Louver is a KV cache sparse attention system that reduces token selection to halfspace range searching, giving a provable zero-false-negative guarantee. It supports GPU-only, CPU-only, and CPU-offloaded KV caches with custom fused kernels for both.
cd hira
pip install -e .hira/
├── cache/ # KV cache wrapper (HiraCache, HiraConfig)
├── indexer/ # Index construction: CPU and CUDA backends
├── searcher/ # Halfspace range search: CPU and CUDA backends
├── attention/ # Sparse attention kernels (v1/v2) and baselines
├── threshold/ # Threshold oracle algorithms (sample-max, sample-gap, budget)
├── kernels/ # Low-level CUDA/C++ kernel sources
├── tests/ # Unit and integration tests (pytest tests/ -vv)
└── benchmark_area/ # All paper experiments (see below)
All paper experiments live here. The core Louver implementation used in experiments is in benchmark_area/kernel_impl/.
benchmark_area/
├── kernel_impl/ # Main Louver GPU+CPU kernel implementation used in experiments
├── experiments/ # Paper experiment scripts and results
│ ├── accuracy/ # LongBench v1 and RULER accuracy vs. baselines (10% KV budget)
│ ├── latency/ # Per-step attention latency vs. context length (up to 40k tokens)
│ │ ├── gpu_bench.py # GPU latency benchmark (RTX 5090)
│ │ ├── cpu_bench.py # CPU latency benchmark (Threadripper 7970X)

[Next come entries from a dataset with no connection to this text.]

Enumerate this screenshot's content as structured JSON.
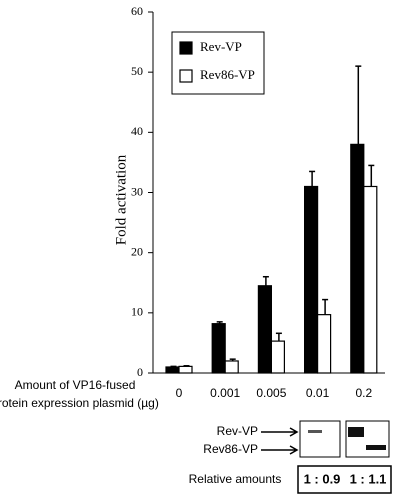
{
  "chart_data": {
    "type": "bar",
    "ylabel": "Fold activation",
    "xlabel": [
      "Amount of VP16-fused",
      "protein expression plasmid (µg)"
    ],
    "categories": [
      "0",
      "0.001",
      "0.005",
      "0.01",
      "0.2"
    ],
    "series": [
      {
        "name": "Rev-VP",
        "color": "#000000",
        "values": [
          1.0,
          8.2,
          14.5,
          31,
          38
        ],
        "errors": [
          0.1,
          0.3,
          1.5,
          2.5,
          13
        ]
      },
      {
        "name": "Rev86-VP",
        "color": "#ffffff",
        "values": [
          1.1,
          2.0,
          5.3,
          9.7,
          31
        ],
        "errors": [
          0.1,
          0.3,
          1.3,
          2.5,
          3.5
        ]
      }
    ],
    "ylim": [
      0,
      60
    ],
    "yticks": [
      0,
      10,
      20,
      30,
      40,
      50,
      60
    ],
    "grid": false,
    "legend": "upper left"
  },
  "blot": {
    "labels": [
      "Rev-VP",
      "Rev86-VP"
    ],
    "relative_label": "Relative amounts",
    "ratios": [
      "1 : 0.9",
      "1 : 1.1"
    ]
  }
}
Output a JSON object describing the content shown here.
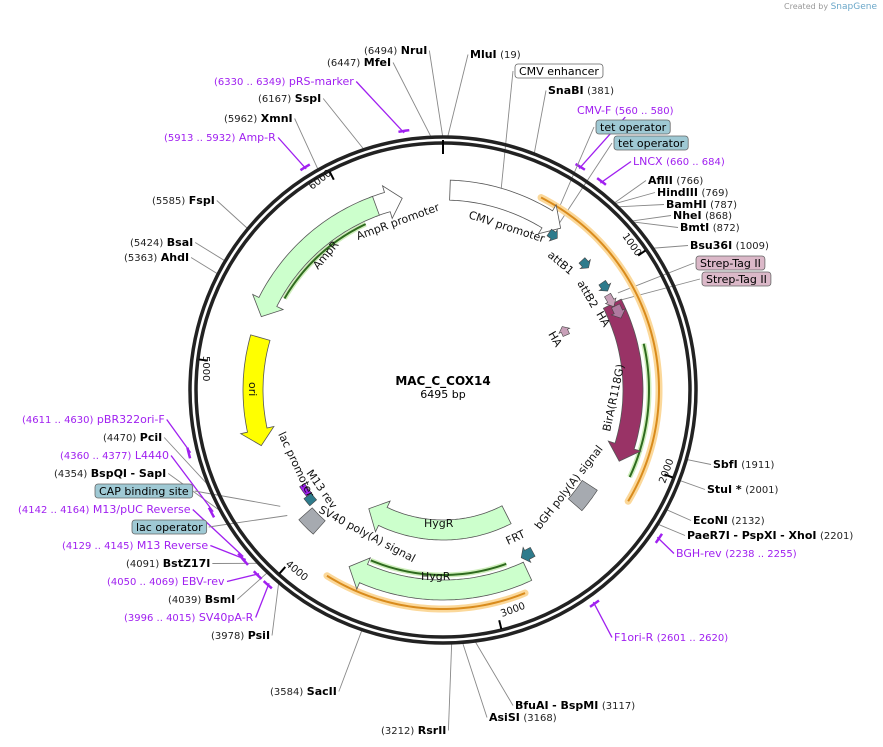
{
  "credit": {
    "prefix": "Created by",
    "brand": "SnapGene"
  },
  "plasmid": {
    "name": "MAC_C_COX14",
    "length": "6495 bp"
  },
  "ticks": [
    "1000",
    "2000",
    "3000",
    "4000",
    "5000",
    "6000"
  ],
  "enzymes": [
    {
      "pos": "(6494)",
      "name": "NruI"
    },
    {
      "pos": "(6447)",
      "name": "MfeI"
    },
    {
      "pos": "(19)",
      "name": "MluI"
    },
    {
      "pos": "(381)",
      "name": "SnaBI"
    },
    {
      "pos": "(6167)",
      "name": "SspI"
    },
    {
      "pos": "(5962)",
      "name": "XmnI"
    },
    {
      "pos": "(766)",
      "name": "AflII"
    },
    {
      "pos": "(769)",
      "name": "HindIII"
    },
    {
      "pos": "(787)",
      "name": "BamHI"
    },
    {
      "pos": "(868)",
      "name": "NheI"
    },
    {
      "pos": "(872)",
      "name": "BmtI"
    },
    {
      "pos": "(1009)",
      "name": "Bsu36I"
    },
    {
      "pos": "(5585)",
      "name": "FspI"
    },
    {
      "pos": "(5424)",
      "name": "BsaI"
    },
    {
      "pos": "(5363)",
      "name": "AhdI"
    },
    {
      "pos": "(4470)",
      "name": "PciI"
    },
    {
      "pos": "(4354)",
      "name": "BspQI",
      "alt": "- SapI"
    },
    {
      "pos": "(4091)",
      "name": "BstZ17I"
    },
    {
      "pos": "(4039)",
      "name": "BsmI"
    },
    {
      "pos": "(3978)",
      "name": "PsiI"
    },
    {
      "pos": "(3584)",
      "name": "SacII"
    },
    {
      "pos": "(3117)",
      "name": "BfuAI",
      "alt": "- BspMI"
    },
    {
      "pos": "(3168)",
      "name": "AsiSI"
    },
    {
      "pos": "(3212)",
      "name": "RsrII"
    },
    {
      "pos": "(1911)",
      "name": "SbfI"
    },
    {
      "pos": "(2001)",
      "name": "StuI *"
    },
    {
      "pos": "(2132)",
      "name": "EcoNI"
    },
    {
      "pos": "(2201)",
      "name": "PaeR7I",
      "alt": "- PspXI",
      "alt2": "- XhoI"
    }
  ],
  "primers": [
    {
      "range": "(6330 .. 6349)",
      "name": "pRS-marker"
    },
    {
      "range": "(5913 .. 5932)",
      "name": "Amp-R"
    },
    {
      "range": "(560 .. 580)",
      "name": "CMV-F"
    },
    {
      "range": "(660 .. 684)",
      "name": "LNCX"
    },
    {
      "range": "(4611 .. 4630)",
      "name": "pBR322ori-F"
    },
    {
      "range": "(4360 .. 4377)",
      "name": "L4440"
    },
    {
      "range": "(4142 .. 4164)",
      "name": "M13/pUC Reverse"
    },
    {
      "range": "(4129 .. 4145)",
      "name": "M13 Reverse"
    },
    {
      "range": "(4050 .. 4069)",
      "name": "EBV-rev"
    },
    {
      "range": "(3996 .. 4015)",
      "name": "SV40pA-R"
    },
    {
      "range": "(2238 .. 2255)",
      "name": "BGH-rev"
    },
    {
      "range": "(2601 .. 2620)",
      "name": "F1ori-R"
    }
  ],
  "boxed": [
    {
      "name": "CMV enhancer",
      "color": "#ffffff"
    },
    {
      "name": "tet operator",
      "color": "#9fc9d4"
    },
    {
      "name": "tet operator",
      "color": "#9fc9d4"
    },
    {
      "name": "Strep-Tag II",
      "color": "#dbb8c8"
    },
    {
      "name": "Strep-Tag II",
      "color": "#dbb8c8"
    },
    {
      "name": "CAP binding site",
      "color": "#9fc9d4"
    },
    {
      "name": "lac operator",
      "color": "#9fc9d4"
    }
  ],
  "features": {
    "cmv_promoter": "CMV promoter",
    "ampr_promoter": "AmpR promoter",
    "ampr": "AmpR",
    "ori": "ori",
    "attb1": "attB1",
    "attb2": "attB2",
    "ha1": "HA",
    "ha2": "HA",
    "bira": "BirA(R118G)",
    "bgh": "bGH poly(A) signal",
    "frt": "FRT",
    "hygr1": "HygR",
    "hygr2": "HygR",
    "sv40": "SV40 poly(A) signal",
    "m13rev": "M13 rev",
    "lac": "lac promoter"
  },
  "colors": {
    "primer": "#a020f0",
    "ampr": "#ccffcc",
    "ori": "#ffff00",
    "bira": "#993366",
    "teal": "#2e7b8c",
    "orange": "#f5b041"
  }
}
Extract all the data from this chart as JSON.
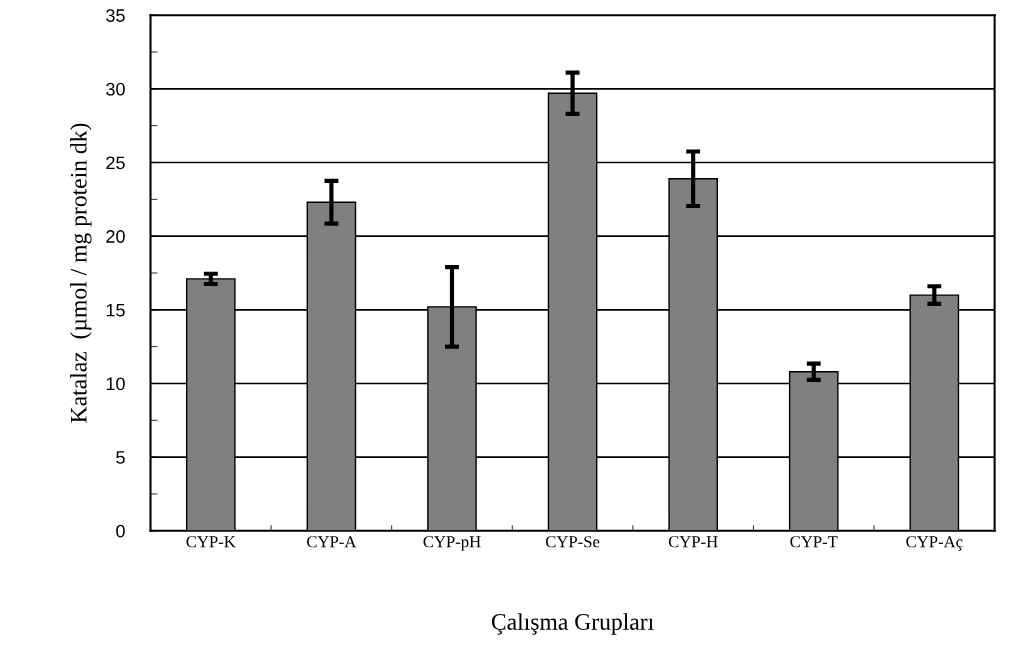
{
  "chart_data": {
    "type": "bar",
    "xlabel": "Çalışma Grupları",
    "ylabel": "Katalaz  (µmol / mg protein dk)",
    "categories": [
      "CYP-K",
      "CYP-A",
      "CYP-pH",
      "CYP-Se",
      "CYP-H",
      "CYP-T",
      "CYP-Aç"
    ],
    "values": [
      17.1,
      22.3,
      15.2,
      29.7,
      23.9,
      10.8,
      16.0
    ],
    "errors": [
      0.35,
      1.45,
      2.7,
      1.4,
      1.85,
      0.55,
      0.6
    ],
    "color": "#808080",
    "ylim": [
      0,
      35
    ],
    "yticks": [
      0,
      5,
      10,
      15,
      20,
      25,
      30,
      35
    ],
    "grid": "y"
  }
}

│ │ ├── captures/ # Saved QKV tensors (.pt) for offline benchmarking
│ │ ├── reports/ # CSV results per model
│ │ └── plots/latency_plot.py # 2×2 grid latency figure
│ ├── recall/ # Recall@k vs. ANN and sparse-attention baselines
│ │ ├── recall_bench.py # Main recall benchmark
│ │ ├── reports/ # Per-model recall CSVs
│ │ └── recall_plot.py # Recall figure (3-panel)
│ ├── offload/ # KV offloading: Louver vs. HNSW/IVF/LSH on LongBench
│ │ ├── results/ # Per-method JSON summaries + task breakdowns
│ │ └── run.sh
│ ├── pruning/ # Index design ablation: grouping strategy × enclosing × S
│ │ └── results/ # CSVs: scanned fraction, speedup, recall per config
│ ├── threshold_oracle/ # Threshold oracle ablation (sample-max, gap, budget)
│ │ ├── bench.py # Offline oracle benchmark using QKV captures
│ │ ├── run_online.py # Online oracle benchmark (hooks into live model)
│ │ └── threshold_oracle/results/ # Timeseries CSVs and figures
│ ├── false_negativity/ # Effect of false negatives on LLM accuracy
│ ├── score_distribution/ # Attention score concentration analysis
│ └── experiments.md # Experiment plan and workflow notes
├── baselines/ # Baseline implementations (H2O, StreamingLLM, Quest, Twilight)
├── cuda_bench/ # CUDA microbenchmarks for kernel development
├── cpu_bench/ # CPU microbenchmarks
├── indexes_benchmark/ # ANN index benchmarks (HNSW, IVF, PQ, LSH)
└── pruning_v2/ # Pruning power experiments (v2)
Each experiment directory has a run.sh. Accuracy and offloading experiments run on SLURM (Delta cluster, NCSA). Latency and recall experiments run locally on the RTX 5090 workstation.
# Accuracy (submit to SLURM on Delta)
cd benchmark_area/experiments/accuracy && sbatch run.sh
# Latency (local, requires QKV captures)
cd benchmark_area/experiments/latency && python gpu_bench.py && python cpu_bench.py
# Recall (local, requires QKV captures)
cd benchmark_area/experiments/recall && bash run.sh
# Offloading (Delta)
cd benchmark_area/experiments/offload && sbatch run.shQKV captures (.pt files, ~400–600 MB each) are generated by latency/capture_all.sh and shared across latency, recall, and threshold oracle experiments.